Tardé bastante en explicarme qué era “el olor de Buenos
Aires”. Estábamos aún en la época de la tracción a sangre y los caballos
bostezan sobre el pavimento llenándolo de bollitos frescos que un
ejército de peones municipales levantaba con sus palas y escobillones,
para echarlos en unos tachos con ruedas. Todavía se los ve, pero son
excepcionales; entonces eran numerosos y muy característicos. Se les
llamaba “Musolinos”. Si bien eran italianos en su casi totalidad, el
apodo, como podría creerse ahora, no provenía del Duce, adolescente que
para esa época era un “tirabombas”. Lo de “Musolinos” venía de un
famoso jefe de bandidos así llamado, que en los alrededores de Roma
había secuestrado algunos turistas ingleses. A su vez los británicos,
que distribuían por el mundo la imagen de una Italia de canzonettas,
mendigos y bandidos, propagaron su fama que se generalizó aquí con el
apodo común a todos los meridionales bigotudos, fumadores de pito o
toscazo, uniformados por la Municipalidad.
Muy de vez en cuando cruzaba un automóvil quemando bencina;
eran coches de gran caja, coupes casi siempre; un imponente personaje
–generalmente hispánico- uniformado, galoneado y de poderosos bigotes
lo conducía; y en la parte de atrás iban “las damas”, de grandes
sombreros, velos o chales y “los caballeros” trajeados de oscuro y con
camisa de plancha y cubiertos con sus oriones o galeritas. Había
también los primeros taxímetros casi exóticos entre las victorias de
plaza con sus coches pintones y compadres a los que sucedieron en la
decadencia, los “Mateos” de galerita”.
Descubrí que el olor porteño era la combinación de dos
productos: el estiércol fresco de los caballos y el de la bencina, que
me hacía desconocer aquél.
No sé si todos seremos memoriosos de pituitaria; de mí sé
que hay otros olores que actúan como ayuda memoria. Así recuerdo uno
que me intrigó durante mucho tiempo: era el olor de los prostíbulos que
mi adolescencia vinculó, ambiguamente, con el olor misterioso del
pecado y el de la medicina preventiva a base de permanganato y pomada
Mescinof. En una ocasión visité a dos viejitas solteronas muy
respetadas y queridas, y me puso incómodo el olor a prostíbulo que se
respiraba.
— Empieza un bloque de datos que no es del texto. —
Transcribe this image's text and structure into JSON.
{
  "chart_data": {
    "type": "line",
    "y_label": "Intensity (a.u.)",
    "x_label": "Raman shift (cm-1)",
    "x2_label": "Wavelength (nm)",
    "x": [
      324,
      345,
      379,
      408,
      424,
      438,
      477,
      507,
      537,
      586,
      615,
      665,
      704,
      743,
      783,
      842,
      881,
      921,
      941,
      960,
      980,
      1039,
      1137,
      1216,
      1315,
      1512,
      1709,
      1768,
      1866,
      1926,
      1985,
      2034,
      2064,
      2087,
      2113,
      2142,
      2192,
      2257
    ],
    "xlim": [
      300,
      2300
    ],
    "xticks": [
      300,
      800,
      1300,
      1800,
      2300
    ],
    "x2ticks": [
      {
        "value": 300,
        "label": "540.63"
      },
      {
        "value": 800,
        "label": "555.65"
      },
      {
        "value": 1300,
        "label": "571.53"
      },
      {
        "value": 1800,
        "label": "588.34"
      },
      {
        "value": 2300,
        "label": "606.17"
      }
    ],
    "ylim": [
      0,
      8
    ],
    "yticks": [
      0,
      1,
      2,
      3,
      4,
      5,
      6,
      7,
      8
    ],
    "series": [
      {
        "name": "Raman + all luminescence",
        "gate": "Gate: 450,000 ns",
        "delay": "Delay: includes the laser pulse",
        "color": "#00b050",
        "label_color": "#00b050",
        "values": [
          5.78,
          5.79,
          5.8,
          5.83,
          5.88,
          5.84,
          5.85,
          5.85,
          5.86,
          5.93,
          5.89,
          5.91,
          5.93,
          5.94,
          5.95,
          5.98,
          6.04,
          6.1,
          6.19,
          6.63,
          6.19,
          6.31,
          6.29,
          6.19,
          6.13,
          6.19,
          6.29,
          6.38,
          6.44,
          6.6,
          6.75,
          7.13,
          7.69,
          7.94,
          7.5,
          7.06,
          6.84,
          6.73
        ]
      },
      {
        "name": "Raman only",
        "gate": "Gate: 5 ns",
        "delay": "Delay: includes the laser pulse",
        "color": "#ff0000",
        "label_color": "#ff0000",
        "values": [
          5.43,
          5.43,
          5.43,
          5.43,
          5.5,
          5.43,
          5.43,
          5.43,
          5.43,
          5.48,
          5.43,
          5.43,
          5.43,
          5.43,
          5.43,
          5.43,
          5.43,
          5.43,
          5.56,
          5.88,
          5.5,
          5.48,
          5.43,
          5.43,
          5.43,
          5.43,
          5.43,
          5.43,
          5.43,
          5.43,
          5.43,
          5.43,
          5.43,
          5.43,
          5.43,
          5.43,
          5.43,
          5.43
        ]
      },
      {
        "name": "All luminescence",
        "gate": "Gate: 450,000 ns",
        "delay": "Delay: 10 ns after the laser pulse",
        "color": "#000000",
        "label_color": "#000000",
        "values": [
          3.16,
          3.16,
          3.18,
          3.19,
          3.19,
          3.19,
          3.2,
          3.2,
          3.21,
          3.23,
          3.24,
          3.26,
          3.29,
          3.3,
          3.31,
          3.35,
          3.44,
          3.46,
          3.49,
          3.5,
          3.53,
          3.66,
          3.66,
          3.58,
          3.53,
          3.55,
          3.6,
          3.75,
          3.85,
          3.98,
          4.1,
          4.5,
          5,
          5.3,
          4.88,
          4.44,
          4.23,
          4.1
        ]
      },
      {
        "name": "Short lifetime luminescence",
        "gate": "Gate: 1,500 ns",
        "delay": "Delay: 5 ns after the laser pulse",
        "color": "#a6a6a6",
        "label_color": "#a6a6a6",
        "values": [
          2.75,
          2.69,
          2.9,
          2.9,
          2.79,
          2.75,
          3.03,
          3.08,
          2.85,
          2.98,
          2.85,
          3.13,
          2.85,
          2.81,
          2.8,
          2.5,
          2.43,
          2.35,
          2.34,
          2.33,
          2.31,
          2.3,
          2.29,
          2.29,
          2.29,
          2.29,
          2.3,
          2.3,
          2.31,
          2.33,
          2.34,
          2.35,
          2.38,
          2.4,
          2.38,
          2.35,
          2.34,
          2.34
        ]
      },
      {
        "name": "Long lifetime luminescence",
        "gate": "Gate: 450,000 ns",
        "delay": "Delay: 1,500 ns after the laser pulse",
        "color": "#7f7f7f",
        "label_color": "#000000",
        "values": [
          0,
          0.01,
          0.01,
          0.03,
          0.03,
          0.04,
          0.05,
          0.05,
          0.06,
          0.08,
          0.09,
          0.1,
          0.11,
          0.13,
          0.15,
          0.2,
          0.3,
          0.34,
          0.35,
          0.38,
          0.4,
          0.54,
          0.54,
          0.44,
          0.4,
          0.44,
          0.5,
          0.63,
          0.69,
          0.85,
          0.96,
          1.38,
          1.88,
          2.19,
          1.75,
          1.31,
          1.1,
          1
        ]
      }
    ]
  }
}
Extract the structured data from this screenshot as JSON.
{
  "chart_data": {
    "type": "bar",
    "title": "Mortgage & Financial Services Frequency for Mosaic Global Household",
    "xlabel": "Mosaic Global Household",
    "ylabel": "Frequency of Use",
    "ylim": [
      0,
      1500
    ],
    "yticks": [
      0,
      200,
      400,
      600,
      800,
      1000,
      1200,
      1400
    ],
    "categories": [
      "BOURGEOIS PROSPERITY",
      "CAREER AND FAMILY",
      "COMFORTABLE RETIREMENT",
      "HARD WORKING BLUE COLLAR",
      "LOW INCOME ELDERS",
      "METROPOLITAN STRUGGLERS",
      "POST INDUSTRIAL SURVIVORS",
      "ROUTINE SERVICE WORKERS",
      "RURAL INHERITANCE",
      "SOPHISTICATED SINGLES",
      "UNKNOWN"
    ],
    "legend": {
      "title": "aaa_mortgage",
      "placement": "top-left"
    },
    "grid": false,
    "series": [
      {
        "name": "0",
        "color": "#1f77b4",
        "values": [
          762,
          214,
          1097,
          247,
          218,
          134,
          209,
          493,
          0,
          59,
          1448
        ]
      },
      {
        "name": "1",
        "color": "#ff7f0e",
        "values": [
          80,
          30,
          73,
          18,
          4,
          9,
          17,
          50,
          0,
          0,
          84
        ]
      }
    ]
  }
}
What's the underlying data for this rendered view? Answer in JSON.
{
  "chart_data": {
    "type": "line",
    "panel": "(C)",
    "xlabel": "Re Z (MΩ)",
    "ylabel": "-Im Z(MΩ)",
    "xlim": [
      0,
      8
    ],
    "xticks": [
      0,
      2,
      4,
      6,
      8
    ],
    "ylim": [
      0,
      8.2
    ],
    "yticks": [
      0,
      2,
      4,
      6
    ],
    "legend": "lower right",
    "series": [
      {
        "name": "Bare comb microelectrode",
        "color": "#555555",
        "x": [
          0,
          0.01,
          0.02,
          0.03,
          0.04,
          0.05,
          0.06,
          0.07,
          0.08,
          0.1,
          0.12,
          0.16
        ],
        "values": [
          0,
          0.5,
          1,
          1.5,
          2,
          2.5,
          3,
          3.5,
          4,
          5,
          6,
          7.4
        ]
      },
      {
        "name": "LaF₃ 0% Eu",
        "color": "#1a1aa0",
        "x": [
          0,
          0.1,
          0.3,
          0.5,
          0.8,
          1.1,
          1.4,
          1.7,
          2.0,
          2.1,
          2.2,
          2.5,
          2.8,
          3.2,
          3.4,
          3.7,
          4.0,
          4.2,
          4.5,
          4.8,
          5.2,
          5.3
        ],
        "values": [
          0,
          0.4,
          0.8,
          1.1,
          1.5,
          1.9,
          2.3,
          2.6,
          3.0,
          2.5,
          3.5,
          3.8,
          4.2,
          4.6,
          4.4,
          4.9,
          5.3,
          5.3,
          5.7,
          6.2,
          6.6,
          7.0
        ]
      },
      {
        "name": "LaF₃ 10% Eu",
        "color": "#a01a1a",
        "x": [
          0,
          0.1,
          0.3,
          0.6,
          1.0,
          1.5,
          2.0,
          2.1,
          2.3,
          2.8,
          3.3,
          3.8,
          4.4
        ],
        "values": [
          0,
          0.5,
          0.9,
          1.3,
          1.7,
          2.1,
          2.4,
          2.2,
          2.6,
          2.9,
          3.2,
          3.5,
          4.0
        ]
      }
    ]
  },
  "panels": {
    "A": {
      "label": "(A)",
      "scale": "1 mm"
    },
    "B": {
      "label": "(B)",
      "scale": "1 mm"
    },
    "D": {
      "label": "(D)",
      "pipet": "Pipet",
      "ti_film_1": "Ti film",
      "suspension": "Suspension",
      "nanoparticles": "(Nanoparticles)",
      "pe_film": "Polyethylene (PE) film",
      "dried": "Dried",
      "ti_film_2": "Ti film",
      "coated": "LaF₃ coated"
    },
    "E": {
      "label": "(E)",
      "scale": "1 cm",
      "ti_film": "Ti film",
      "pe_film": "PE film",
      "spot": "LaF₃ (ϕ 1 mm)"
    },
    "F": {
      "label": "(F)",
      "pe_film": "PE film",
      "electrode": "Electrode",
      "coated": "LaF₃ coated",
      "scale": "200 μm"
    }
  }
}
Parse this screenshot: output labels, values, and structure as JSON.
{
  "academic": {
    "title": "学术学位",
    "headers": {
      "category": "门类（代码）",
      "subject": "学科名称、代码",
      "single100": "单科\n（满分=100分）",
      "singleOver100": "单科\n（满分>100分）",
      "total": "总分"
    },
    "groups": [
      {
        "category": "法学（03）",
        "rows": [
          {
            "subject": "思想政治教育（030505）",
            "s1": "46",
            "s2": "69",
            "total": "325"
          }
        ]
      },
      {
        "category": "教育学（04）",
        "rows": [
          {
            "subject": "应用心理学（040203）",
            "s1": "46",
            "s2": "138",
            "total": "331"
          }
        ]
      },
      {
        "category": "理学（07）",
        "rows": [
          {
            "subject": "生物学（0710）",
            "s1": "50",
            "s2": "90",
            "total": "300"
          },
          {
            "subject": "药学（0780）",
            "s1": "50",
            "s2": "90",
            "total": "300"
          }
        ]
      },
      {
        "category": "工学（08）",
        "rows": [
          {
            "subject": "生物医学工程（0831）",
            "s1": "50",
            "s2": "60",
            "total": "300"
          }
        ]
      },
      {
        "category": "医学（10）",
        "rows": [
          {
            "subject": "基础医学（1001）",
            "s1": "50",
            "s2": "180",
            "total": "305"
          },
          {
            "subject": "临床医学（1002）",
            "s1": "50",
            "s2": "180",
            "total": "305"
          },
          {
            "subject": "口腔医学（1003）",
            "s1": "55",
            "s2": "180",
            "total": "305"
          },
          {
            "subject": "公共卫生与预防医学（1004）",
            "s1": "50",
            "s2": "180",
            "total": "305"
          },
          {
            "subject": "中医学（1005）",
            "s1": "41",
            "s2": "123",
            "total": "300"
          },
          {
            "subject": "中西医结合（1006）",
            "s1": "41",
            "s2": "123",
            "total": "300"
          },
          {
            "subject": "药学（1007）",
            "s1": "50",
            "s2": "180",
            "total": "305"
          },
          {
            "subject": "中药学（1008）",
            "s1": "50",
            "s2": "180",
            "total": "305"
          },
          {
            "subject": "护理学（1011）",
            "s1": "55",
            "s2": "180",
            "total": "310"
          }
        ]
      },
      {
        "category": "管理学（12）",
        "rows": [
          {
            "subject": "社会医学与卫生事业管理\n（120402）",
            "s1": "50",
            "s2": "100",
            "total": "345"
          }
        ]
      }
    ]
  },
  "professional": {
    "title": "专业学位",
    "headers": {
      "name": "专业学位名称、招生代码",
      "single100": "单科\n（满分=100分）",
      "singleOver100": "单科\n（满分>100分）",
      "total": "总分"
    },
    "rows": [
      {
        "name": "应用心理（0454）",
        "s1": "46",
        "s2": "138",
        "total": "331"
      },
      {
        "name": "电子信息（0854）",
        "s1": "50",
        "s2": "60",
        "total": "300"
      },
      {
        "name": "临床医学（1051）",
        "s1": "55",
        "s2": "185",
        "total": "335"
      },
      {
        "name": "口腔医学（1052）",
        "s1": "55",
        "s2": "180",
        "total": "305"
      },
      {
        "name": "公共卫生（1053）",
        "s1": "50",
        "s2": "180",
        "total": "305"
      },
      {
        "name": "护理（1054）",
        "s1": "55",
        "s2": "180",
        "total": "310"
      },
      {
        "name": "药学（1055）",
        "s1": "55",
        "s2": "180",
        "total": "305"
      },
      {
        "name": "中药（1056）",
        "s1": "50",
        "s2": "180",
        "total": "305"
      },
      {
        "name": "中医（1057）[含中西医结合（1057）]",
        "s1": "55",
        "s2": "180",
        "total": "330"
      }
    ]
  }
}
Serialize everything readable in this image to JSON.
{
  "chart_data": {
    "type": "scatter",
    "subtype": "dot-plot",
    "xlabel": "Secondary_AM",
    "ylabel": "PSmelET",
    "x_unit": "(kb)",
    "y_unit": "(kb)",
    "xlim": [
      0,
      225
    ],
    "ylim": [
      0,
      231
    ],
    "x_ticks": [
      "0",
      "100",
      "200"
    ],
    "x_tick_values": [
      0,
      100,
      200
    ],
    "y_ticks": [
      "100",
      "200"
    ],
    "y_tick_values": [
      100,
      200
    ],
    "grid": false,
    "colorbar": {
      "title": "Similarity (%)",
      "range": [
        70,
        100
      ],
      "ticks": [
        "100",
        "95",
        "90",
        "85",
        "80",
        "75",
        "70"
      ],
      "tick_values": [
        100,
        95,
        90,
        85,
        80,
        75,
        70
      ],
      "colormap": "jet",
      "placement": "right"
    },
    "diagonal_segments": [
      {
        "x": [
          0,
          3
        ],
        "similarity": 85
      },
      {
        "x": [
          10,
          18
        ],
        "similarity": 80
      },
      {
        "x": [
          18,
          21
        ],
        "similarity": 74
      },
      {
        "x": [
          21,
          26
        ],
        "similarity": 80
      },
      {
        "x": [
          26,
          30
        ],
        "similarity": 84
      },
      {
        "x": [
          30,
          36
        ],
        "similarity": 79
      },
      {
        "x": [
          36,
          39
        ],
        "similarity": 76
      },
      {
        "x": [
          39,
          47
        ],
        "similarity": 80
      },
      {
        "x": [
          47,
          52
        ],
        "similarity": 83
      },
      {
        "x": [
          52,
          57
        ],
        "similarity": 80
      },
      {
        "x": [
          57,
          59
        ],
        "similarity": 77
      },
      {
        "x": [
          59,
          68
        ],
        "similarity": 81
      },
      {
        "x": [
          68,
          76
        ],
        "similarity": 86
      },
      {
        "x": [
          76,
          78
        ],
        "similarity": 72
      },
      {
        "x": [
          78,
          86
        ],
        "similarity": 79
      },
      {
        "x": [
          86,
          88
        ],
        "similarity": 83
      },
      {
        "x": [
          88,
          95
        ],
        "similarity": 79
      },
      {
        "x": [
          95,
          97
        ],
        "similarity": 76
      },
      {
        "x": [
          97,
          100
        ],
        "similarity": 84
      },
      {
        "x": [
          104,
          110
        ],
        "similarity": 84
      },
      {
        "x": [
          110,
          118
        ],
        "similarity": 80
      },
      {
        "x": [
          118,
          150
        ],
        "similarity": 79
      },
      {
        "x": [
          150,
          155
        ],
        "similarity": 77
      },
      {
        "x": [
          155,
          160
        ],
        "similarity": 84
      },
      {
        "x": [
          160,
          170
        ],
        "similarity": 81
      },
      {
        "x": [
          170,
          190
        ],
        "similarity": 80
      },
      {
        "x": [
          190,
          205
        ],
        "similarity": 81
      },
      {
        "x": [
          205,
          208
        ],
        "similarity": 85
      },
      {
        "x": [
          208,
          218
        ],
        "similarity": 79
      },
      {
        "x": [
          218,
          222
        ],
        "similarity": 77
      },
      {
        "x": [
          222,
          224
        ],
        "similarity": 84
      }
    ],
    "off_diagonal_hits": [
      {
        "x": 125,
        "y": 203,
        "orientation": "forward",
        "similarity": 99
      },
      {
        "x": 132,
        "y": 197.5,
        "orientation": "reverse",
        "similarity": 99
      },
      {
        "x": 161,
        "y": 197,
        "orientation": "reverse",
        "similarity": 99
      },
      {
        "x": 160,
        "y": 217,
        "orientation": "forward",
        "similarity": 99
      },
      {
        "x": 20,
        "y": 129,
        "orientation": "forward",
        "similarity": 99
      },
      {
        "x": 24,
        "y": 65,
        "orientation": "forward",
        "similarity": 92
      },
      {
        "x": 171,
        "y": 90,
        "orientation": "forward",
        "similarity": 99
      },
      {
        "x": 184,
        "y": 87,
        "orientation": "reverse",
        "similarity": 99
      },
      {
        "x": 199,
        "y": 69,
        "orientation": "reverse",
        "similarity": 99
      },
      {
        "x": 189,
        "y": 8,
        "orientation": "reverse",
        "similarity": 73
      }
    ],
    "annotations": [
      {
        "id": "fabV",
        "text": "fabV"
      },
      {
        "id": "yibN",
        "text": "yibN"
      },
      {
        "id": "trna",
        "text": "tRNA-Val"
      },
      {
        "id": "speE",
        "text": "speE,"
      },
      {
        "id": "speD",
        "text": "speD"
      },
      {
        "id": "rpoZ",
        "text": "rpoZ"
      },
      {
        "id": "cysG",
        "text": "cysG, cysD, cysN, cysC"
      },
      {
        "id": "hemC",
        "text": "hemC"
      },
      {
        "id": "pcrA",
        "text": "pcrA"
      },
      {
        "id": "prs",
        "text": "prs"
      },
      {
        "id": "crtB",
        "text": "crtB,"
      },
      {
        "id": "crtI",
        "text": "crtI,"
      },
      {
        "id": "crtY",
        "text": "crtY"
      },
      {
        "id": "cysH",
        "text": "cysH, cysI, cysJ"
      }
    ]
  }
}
Recién comprendí –ab absurdum- que el olor a prostíbulo
resultaba de la combinación del querosene de la estufa con los polvos y
perfumes baratos lo mismo en la pieza numerada de la pupila que en la
salita recatada de las solteronas.
***
Las edades separaban por tandas a los muchachos del pueblo;
los mayorcitos habían sido “tirados de las patas” por Misia Cornelio
Álvarez, la decana de las partes lugareñas que trabajó justo hasta
terminar el siglo XIX. Yo era de los primeros de doña Jacinta, una
italiana que empezó por el 900 y los más pequeños eran ya de doña
Antonia, mujer relativamente joven. Después comenzaron a intervenir los
médicos y el parto que había sido hasta entonces considerado un hecho
normal como la cosecha de todos los años, empezó a convertirse en una
enfermedad.
Aun el amor marital –y las simples expresiones de ternura-
debían carecer de exhibición; eran cosas íntimas. Al lado de casa vivía
un joven matrimonio porteño y cuando el marido salía para su trabajo
la mujer lo acompañaba hasta la puerta: ahí se besaban.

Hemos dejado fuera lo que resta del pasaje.